Ken Ofori Atta, the Finance Minister, had always resisted Ghana going to the IMF. Of course, as a man, one had to be steadfast, and cling to one's principles. Bloomberg's survey had shown Ghana's indebtedness to be $335 billion. President Akufo-Addo, in an “Encounter with the Media in December 2018, had noted: “We are about to exit at the end of the year from the IMF programmes since we joined the institution… The most important lesson we must derive from our IMF experience is that we cannot afford any longer any disarray in our public finances.”

In 2020, Dr. Mahamudu Bawumia (Vice President) had noted: “You remember that the NDC government had to go to the IMF to rescue the economy? That was indeed a rescue mission!” Why not? Hadn't Dr. Bawumia, during the 2016, lined up Professor Gyan Baffour, Dr. Akoto Osei, Dr. Afriyie Akoto, Alan Kyerematen, Boakye Agyarko, Ken Ofori Atta and Yaw Osafo Maafo as a strong economic steam? In a way, most of the NPP gurus were re-echoing what the then Nigeria Minister of External Affairs had said in 1985: “The IMF is a bad doctor who prescribed the same treatment to all patients, no matter their ailments.” The expectations from IMF are austerity measures, reduction of government spending (including the health system, pro-poor social intervention tools like free SHS, LEAP), and the reduction in the size of government.
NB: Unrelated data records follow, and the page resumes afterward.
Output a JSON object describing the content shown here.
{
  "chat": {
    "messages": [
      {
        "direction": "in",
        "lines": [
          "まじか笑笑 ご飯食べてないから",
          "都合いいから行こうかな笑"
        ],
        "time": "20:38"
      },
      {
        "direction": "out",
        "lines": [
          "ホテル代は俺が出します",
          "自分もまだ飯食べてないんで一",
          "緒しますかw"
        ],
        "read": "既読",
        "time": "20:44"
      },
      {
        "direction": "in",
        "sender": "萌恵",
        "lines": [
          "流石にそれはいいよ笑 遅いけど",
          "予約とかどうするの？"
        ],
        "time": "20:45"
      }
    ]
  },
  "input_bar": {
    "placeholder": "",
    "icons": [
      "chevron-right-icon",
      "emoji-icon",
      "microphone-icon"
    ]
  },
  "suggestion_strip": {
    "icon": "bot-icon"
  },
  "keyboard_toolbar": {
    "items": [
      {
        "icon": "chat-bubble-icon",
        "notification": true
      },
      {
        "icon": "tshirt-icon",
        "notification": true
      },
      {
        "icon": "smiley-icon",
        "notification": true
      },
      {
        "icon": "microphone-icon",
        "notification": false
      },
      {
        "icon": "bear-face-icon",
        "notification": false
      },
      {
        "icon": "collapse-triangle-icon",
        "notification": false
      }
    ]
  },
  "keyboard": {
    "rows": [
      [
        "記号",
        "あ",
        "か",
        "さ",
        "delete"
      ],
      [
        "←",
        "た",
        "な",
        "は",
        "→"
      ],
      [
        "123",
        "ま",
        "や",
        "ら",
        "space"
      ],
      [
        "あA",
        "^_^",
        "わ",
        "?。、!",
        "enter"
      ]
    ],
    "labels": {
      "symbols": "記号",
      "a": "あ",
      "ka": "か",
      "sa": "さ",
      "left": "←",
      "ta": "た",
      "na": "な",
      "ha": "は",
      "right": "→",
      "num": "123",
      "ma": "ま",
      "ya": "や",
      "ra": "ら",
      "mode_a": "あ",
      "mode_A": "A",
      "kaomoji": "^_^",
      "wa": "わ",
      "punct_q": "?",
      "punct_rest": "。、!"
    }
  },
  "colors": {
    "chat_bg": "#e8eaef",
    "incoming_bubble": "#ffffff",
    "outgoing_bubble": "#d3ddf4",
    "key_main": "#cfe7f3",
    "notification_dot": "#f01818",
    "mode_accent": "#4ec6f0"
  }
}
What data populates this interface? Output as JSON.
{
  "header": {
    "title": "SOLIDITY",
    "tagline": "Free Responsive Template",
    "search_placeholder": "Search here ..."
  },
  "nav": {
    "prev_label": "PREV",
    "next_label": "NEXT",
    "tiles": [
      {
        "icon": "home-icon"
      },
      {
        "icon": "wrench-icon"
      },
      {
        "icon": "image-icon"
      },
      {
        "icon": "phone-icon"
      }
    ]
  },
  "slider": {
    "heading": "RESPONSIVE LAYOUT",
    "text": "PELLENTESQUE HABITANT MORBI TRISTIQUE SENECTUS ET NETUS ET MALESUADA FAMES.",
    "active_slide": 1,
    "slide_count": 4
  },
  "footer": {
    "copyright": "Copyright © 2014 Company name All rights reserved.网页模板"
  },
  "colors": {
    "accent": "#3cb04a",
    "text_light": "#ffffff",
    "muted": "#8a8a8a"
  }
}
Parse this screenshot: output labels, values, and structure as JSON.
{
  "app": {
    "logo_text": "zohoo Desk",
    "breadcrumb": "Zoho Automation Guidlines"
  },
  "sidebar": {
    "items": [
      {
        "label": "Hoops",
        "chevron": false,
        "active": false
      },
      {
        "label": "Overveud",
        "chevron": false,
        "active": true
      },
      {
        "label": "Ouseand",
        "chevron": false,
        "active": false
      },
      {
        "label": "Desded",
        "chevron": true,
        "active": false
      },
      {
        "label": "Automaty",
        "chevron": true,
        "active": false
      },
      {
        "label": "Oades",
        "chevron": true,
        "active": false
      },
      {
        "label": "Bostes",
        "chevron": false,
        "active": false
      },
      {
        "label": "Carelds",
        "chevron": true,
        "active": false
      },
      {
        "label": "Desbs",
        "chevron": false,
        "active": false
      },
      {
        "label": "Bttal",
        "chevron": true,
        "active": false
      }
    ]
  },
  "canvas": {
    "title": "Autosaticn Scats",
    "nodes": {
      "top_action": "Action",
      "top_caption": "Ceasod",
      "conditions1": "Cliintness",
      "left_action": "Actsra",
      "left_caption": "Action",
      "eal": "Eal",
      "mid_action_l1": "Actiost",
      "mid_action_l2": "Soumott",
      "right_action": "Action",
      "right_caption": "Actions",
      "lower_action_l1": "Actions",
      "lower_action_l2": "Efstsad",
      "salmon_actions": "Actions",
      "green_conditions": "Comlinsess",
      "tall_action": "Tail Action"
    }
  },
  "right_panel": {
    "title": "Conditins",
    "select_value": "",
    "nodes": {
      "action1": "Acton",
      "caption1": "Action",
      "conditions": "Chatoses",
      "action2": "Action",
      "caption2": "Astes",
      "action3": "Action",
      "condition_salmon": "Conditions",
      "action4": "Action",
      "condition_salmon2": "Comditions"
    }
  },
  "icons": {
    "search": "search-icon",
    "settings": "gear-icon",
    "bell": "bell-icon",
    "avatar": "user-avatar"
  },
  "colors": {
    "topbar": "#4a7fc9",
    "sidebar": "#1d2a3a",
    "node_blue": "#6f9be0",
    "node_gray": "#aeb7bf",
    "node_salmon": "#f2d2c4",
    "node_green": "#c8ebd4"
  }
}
But why should we curse ourselves and wait to be engulfed by worse economic crisis, just because we had once criticised a government for going the IMF-way? Akura se maka, menwee (the mouse says I have bitten not chewed). A “mea culpa” should suffice. Whether the conditions are the same or not… Most economic theories end with: “…all things being equal.” When have all things been equal? Did any modern day Jeremiah, Isaiah, Ezekiel, Hosea, Amos, Micah, Zechariah prophesy the Wuhan-disease (COVID-19) or the Russo-Ukrainian combat, and the universal effect of these on world-economies? What has happened to Belgium, France, U.K., U.S.A., Sri Lanka, Argentina…too numerous to mention.

The General Secretary of the Ghana Agriculture Workers Union (GAWU), Edward Kareweh, does not think IMF is the solution. He thinks: “The solution (to Ghana's economic problems) does not lie with the IMF. The consequences of going to the IMF will mainly be borne by labour, and that is why we are opposed to it. IMF will expect government to cut down wages, freeze wages, and all manner of things that do not inure to workers' welfare.”

The IMF, formed in 1944, at the Bretton Woods conference with 189 members, and beginning operations in 1945, has the following objectives: fostering global monetary cooperation, securing financial stability, facilitating and promoting international trade, as well as employment and economic growth around the world. It has the following functions: regulatory (code of conduct); financial (financial support to meet short term and medium-term balance of payment disequilibrium) consultative (a source of counsel).

What do we have to hide that should make us shy away from the IMF? Or do we agree that we are where we are because of financial leakages, reckless, extravagant expenditure, failure to widen the tax net, corruption as alleged by Dr. Solomon Owusu of California?